Fran winced and looked away.

“Sorry,” Hutnik said. “I shouldn’t bring that up. Let’s stick to Gary Lasch. After his father died, he brought in his medical school buddy, Dr. Peter Black, from Chicago. They turned the Jonathan Lasch Clinic into Lasch Hospital. They began the Remington Health Management Organization, which has been one of the really successful HMOs.”

“What do you think of health maintenance organizations in general?” Fran asked.
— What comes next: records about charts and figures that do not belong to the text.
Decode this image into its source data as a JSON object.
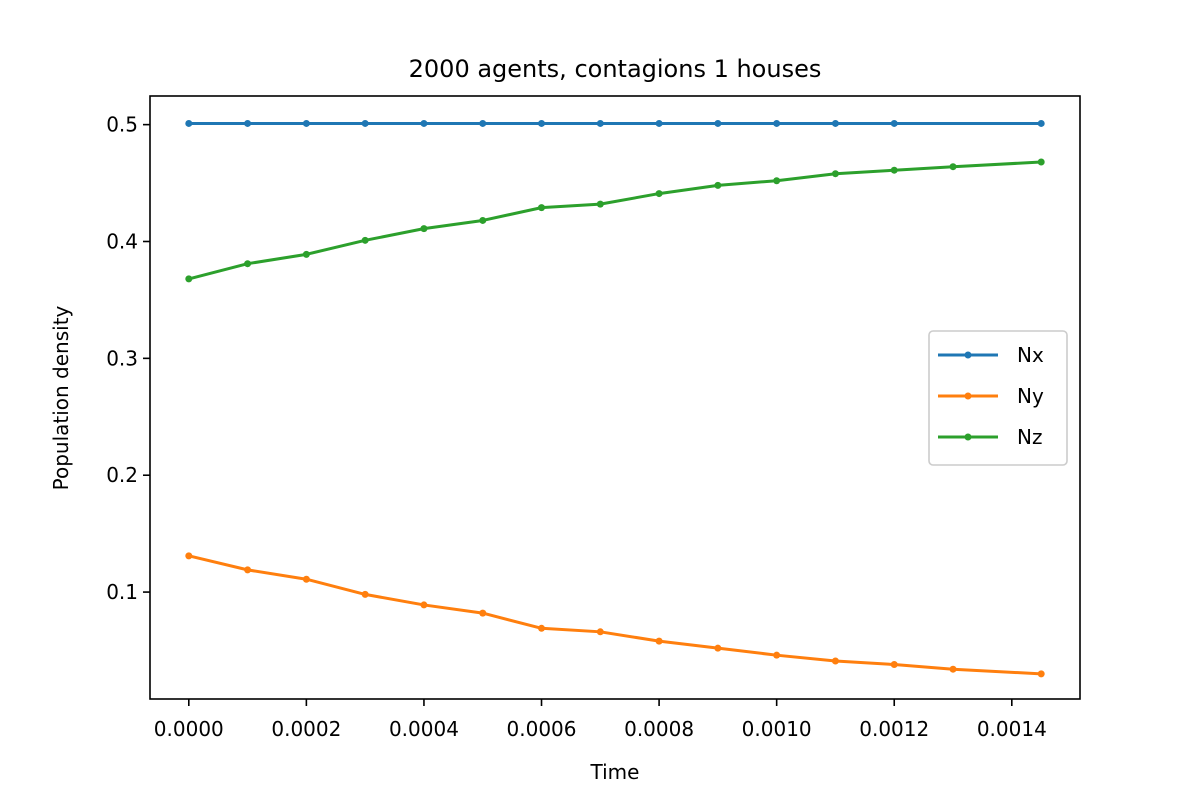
{
  "chart_data": {
    "type": "line",
    "title": "2000 agents, contagions 1 houses",
    "xlabel": "Time",
    "ylabel": "Population density",
    "xlim": [
      -6.6e-05,
      0.001516
    ],
    "ylim": [
      0.0085,
      0.5245
    ],
    "xticks": [
      0.0,
      0.0002,
      0.0004,
      0.0006,
      0.0008,
      0.001,
      0.0012,
      0.0014
    ],
    "xtick_labels": [
      "0.0000",
      "0.0002",
      "0.0004",
      "0.0006",
      "0.0008",
      "0.0010",
      "0.0012",
      "0.0014"
    ],
    "yticks": [
      0.1,
      0.2,
      0.3,
      0.4,
      0.5
    ],
    "ytick_labels": [
      "0.1",
      "0.2",
      "0.3",
      "0.4",
      "0.5"
    ],
    "legend_position": "center-right",
    "markers": "point",
    "series": [
      {
        "name": "Nx",
        "color": "#1f77b4",
        "x": [
          0.0,
          0.0001,
          0.0002,
          0.0003,
          0.0004,
          0.0005,
          0.0006,
          0.0007,
          0.0008,
          0.0009,
          0.001,
          0.0011,
          0.0012,
          0.00145
        ],
        "y": [
          0.501,
          0.501,
          0.501,
          0.501,
          0.501,
          0.501,
          0.501,
          0.501,
          0.501,
          0.501,
          0.501,
          0.501,
          0.501,
          0.501
        ]
      },
      {
        "name": "Ny",
        "color": "#ff7f0e",
        "x": [
          0.0,
          0.0001,
          0.0002,
          0.0003,
          0.0004,
          0.0005,
          0.0006,
          0.0007,
          0.0008,
          0.0009,
          0.001,
          0.0011,
          0.0012,
          0.0013,
          0.00145
        ],
        "y": [
          0.131,
          0.119,
          0.111,
          0.098,
          0.089,
          0.082,
          0.069,
          0.066,
          0.058,
          0.052,
          0.046,
          0.041,
          0.038,
          0.034,
          0.03
        ]
      },
      {
        "name": "Nz",
        "color": "#2ca02c",
        "x": [
          0.0,
          0.0001,
          0.0002,
          0.0003,
          0.0004,
          0.0005,
          0.0006,
          0.0007,
          0.0008,
          0.0009,
          0.001,
          0.0011,
          0.0012,
          0.0013,
          0.00145
        ],
        "y": [
          0.368,
          0.381,
          0.389,
          0.401,
          0.411,
          0.418,
          0.429,
          0.432,
          0.441,
          0.448,
          0.452,
          0.458,
          0.461,
          0.464,
          0.468
        ]
      }
    ]
  }
}
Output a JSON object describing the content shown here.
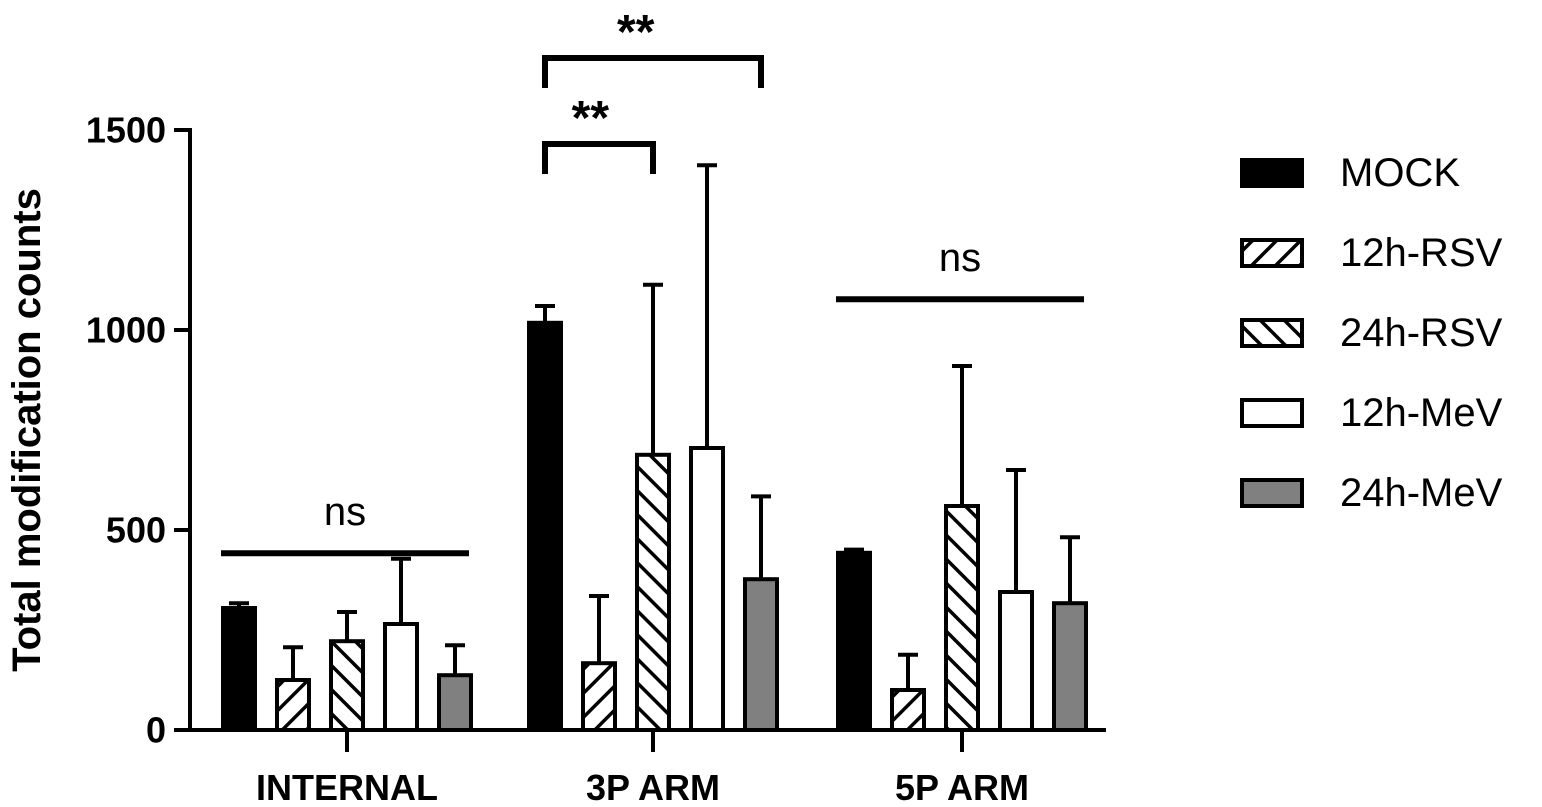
{
  "chart_data": {
    "type": "bar",
    "ylabel": "Total modification counts",
    "xlabel": "",
    "ylim": [
      0,
      1500
    ],
    "yticks": [
      0,
      500,
      1000,
      1500
    ],
    "categories": [
      "INTERNAL",
      "3P ARM",
      "5P ARM"
    ],
    "series": [
      {
        "name": "MOCK",
        "pattern": "solid-black",
        "values": [
          305,
          1018,
          443
        ],
        "errors": [
          12,
          42,
          8
        ]
      },
      {
        "name": "12h-RSV",
        "pattern": "back-hatch",
        "values": [
          125,
          167,
          100
        ],
        "errors": [
          82,
          168,
          88
        ]
      },
      {
        "name": "24h-RSV",
        "pattern": "forward-hatch",
        "values": [
          222,
          688,
          560
        ],
        "errors": [
          73,
          425,
          350
        ]
      },
      {
        "name": "12h-MeV",
        "pattern": "white",
        "values": [
          265,
          705,
          345
        ],
        "errors": [
          163,
          707,
          305
        ]
      },
      {
        "name": "24h-MeV",
        "pattern": "gray",
        "values": [
          137,
          377,
          317
        ],
        "errors": [
          75,
          207,
          165
        ]
      }
    ],
    "annotations": [
      {
        "type": "line",
        "label": "ns",
        "group": 0,
        "from": 0,
        "to": 4,
        "level": 442
      },
      {
        "type": "bracket",
        "label": "**",
        "group": 1,
        "from": 0,
        "to": 2,
        "level": 1465
      },
      {
        "type": "bracket",
        "label": "**",
        "group": 1,
        "from": 0,
        "to": 4,
        "level": 1680
      },
      {
        "type": "line",
        "label": "ns",
        "group": 2,
        "from": 0,
        "to": 4,
        "level": 1077
      }
    ],
    "legend": {
      "placement": "right"
    },
    "colors": {
      "mock": "#000000",
      "rsv12": "#ffffff",
      "rsv24": "#ffffff",
      "mev12": "#ffffff",
      "mev24": "#808080",
      "hatch": "#000000"
    }
  }
}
“What most people do. They stink. Even the best of them-and I think Remington may be in that category-are putting doctors between a rock and a hard place. Most doctors have to belong to one or maybe even a number of health maintenance plans, which means, of course, that their diagnoses are subject to review, and that if they feel a patient needs to see a specialist, their judgment may be overridden. In addition, doctors are forced to wait for their money-I mean to a point where many of them are placed in a tight financial position. Patients are being sent to out-of-the-way facilities just to discourage them from having too many visits. And at the very time when drugs and treatments are available to make people’s lives easier, the guys who decide whether you get a treatment are the ones who make the money if you don’t. Great progress, wouldn’t you say?”